Moreover if the hardware is composite, that should apply to its components.
There are already plenty of devices, from old phones to vacuum robots, where we have that or near enough.
Technically, we know how we could maintain/re-flash these devices.
Yet, we don't. Why? lack of standardization, specially the boot process in non-x86 platforms.
Having to maintain per device images is not really practical at scale.
I'd be fine if manufacturers had to have some kind of standard "nutrition facts" label of what will happen to its functionality if support is ended.
Have you tried pointing an LLM agent at a decompiled apk? It could probably write you protocol docs for it.
Browsed top commenters' site. Only outlier is abetusk here who has his hobbyist stuff available openly, but nothing professional.
I don't get it. Why don't any of you guys do the thing you want others to do? Be the change you want to see in the world.
The economics of leasing vs buying are well understood by the general public. Allow them to make an honest decision at the time of purchase.
This isn't even the case: generally leased things have to work for some defined period of time ("the least period").
I also think a distinction should be drawn between things bricked because they require a server connection, vs devices bricked because the rightful owner has chosen to do so because they have been stolen.
Also, "end of life" is hard to define. Does it mean not being produced, ordered or sold? After how many days, months, etc.?
In simple terms, if a company has a continuum of products of a certain category over time, the designs (hardware, software, manufacturing, testing, etc.) are typically evolutionary in nature.
This means that product B inherits from product A, C from B, etc. When product C goes to market, A and B might be EOL. Open sourcing anything related to product C means relinquishing their intellectual property.
Nobody in their right mind would do that unless a unique set of conditions are in place to have that make sense. In general terms, this does not happen.
...although it could be "no more product support, talk to random people on github"
actually, don't know why there couldn't be legislative or tax support for these kinds of things.
I love to see this future but knowing this, company would never do this
the app used to store data for up to 5 users to keep track over time.

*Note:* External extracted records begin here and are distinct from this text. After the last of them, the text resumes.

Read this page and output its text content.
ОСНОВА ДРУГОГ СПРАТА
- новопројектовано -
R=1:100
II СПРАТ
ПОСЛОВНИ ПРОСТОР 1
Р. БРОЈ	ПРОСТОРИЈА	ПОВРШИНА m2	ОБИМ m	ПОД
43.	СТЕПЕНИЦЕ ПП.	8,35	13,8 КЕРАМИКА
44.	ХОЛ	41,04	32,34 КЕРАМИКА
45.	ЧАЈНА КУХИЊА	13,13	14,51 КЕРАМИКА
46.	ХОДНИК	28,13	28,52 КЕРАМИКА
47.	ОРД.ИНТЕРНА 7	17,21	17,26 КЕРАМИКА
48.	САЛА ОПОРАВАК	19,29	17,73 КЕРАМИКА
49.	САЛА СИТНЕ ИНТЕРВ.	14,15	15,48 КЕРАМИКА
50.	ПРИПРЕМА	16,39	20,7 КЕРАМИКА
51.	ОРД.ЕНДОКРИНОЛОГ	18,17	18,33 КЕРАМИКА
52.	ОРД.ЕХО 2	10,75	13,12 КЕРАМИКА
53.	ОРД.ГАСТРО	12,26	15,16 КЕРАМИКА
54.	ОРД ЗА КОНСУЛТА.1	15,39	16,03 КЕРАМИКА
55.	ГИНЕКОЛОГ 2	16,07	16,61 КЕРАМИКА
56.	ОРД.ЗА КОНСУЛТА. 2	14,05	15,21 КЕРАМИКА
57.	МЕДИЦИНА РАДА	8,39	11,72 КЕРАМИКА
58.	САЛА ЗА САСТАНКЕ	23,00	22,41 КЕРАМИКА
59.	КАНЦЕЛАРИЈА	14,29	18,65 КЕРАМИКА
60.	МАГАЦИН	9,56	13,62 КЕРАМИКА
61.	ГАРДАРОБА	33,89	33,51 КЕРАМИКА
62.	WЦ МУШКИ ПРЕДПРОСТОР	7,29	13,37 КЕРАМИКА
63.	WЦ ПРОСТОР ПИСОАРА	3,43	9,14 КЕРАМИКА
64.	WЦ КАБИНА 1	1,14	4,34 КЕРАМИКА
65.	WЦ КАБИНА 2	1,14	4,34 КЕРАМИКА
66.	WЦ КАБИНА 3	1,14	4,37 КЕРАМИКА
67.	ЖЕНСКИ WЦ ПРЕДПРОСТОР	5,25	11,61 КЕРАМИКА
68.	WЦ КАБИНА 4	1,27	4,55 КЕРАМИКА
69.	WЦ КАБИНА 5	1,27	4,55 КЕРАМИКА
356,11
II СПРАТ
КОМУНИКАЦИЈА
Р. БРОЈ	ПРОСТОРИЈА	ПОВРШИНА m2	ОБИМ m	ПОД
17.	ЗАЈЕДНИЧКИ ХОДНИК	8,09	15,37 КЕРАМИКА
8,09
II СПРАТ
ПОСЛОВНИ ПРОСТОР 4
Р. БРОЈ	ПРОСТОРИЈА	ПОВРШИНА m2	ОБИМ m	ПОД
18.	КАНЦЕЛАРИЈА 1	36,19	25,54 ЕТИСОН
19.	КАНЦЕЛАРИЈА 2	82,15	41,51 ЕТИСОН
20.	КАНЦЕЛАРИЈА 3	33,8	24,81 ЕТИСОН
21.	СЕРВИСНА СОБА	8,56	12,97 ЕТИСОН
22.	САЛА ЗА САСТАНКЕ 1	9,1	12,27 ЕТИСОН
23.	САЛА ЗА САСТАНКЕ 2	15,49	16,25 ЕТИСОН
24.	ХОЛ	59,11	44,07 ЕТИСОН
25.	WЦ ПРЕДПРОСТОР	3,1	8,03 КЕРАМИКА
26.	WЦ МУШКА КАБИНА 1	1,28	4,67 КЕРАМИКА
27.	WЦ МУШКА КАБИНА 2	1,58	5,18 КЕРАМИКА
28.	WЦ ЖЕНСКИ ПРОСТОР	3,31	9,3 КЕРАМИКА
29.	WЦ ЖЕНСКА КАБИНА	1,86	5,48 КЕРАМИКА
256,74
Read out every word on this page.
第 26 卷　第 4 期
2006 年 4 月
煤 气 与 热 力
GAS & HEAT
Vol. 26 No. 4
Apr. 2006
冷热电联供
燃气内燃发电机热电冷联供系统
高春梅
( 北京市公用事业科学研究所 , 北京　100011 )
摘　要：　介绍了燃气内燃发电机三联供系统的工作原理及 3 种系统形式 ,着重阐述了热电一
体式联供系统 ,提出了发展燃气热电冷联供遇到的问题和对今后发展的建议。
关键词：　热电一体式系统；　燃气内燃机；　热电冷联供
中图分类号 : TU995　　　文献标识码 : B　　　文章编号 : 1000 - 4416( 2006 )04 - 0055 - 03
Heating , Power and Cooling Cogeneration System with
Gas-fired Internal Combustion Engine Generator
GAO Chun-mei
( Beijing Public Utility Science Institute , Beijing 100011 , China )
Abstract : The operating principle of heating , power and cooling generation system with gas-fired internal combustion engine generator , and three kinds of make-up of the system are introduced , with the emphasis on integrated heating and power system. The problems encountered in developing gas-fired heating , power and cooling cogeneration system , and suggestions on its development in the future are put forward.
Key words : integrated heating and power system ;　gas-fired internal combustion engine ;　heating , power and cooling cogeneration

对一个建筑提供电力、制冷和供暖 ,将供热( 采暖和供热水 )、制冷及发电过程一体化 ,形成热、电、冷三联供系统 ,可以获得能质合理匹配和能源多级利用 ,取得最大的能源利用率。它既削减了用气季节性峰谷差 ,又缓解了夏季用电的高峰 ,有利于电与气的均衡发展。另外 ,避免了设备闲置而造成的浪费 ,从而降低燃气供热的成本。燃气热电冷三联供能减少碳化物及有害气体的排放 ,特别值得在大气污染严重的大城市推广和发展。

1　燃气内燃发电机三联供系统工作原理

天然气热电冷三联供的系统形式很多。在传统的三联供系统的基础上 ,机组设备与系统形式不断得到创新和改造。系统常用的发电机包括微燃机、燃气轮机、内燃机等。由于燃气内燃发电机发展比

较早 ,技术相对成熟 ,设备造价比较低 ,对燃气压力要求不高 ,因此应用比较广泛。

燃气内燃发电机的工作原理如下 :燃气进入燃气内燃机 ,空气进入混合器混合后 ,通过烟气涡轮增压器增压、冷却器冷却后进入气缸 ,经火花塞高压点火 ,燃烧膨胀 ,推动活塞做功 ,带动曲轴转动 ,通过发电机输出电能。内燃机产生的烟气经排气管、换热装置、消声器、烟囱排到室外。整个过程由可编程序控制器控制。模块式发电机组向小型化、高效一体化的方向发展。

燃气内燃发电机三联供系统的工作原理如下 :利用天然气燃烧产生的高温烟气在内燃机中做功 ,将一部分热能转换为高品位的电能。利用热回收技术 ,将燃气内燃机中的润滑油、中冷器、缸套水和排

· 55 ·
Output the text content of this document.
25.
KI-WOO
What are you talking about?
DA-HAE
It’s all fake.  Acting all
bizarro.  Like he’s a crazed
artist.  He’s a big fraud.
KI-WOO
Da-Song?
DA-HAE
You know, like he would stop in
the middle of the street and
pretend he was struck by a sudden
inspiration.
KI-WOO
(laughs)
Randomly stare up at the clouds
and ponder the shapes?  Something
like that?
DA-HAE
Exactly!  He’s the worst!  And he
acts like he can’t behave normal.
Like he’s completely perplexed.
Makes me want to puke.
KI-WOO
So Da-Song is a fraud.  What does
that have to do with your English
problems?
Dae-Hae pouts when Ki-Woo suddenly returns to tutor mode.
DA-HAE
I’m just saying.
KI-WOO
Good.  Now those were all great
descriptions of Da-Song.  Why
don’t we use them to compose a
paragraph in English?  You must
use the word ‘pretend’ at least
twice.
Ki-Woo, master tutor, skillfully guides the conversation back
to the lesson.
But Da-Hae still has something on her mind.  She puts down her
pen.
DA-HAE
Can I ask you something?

I miss that!
What? Was it storing the data on a cloud server? In that case it's a different story, but a local app should continue working essentially indefinitely.
All this focus on source code is IMHO missing the point. RMS also missed this point when he started the GNU project. Source code is neither necessary nor sufficient for (legal) freedom. They just need to relinquish the copyright and release any keys and such getting in the way. Lots of examples otherwise --- I'll refer you to the cracking scene, game modding, etc.
In the physical world, products can be "EOL" for decades and the aftermarket will fill in the void if there is demand, often even when the original product is still in production. The original manufacturer never released blueprints and other comparable-to-source-code information; they just don't try to stop the aftermarket. Mid-century cars are a great example of this.
tl;dr: stop demanding source code, start demanding freedom.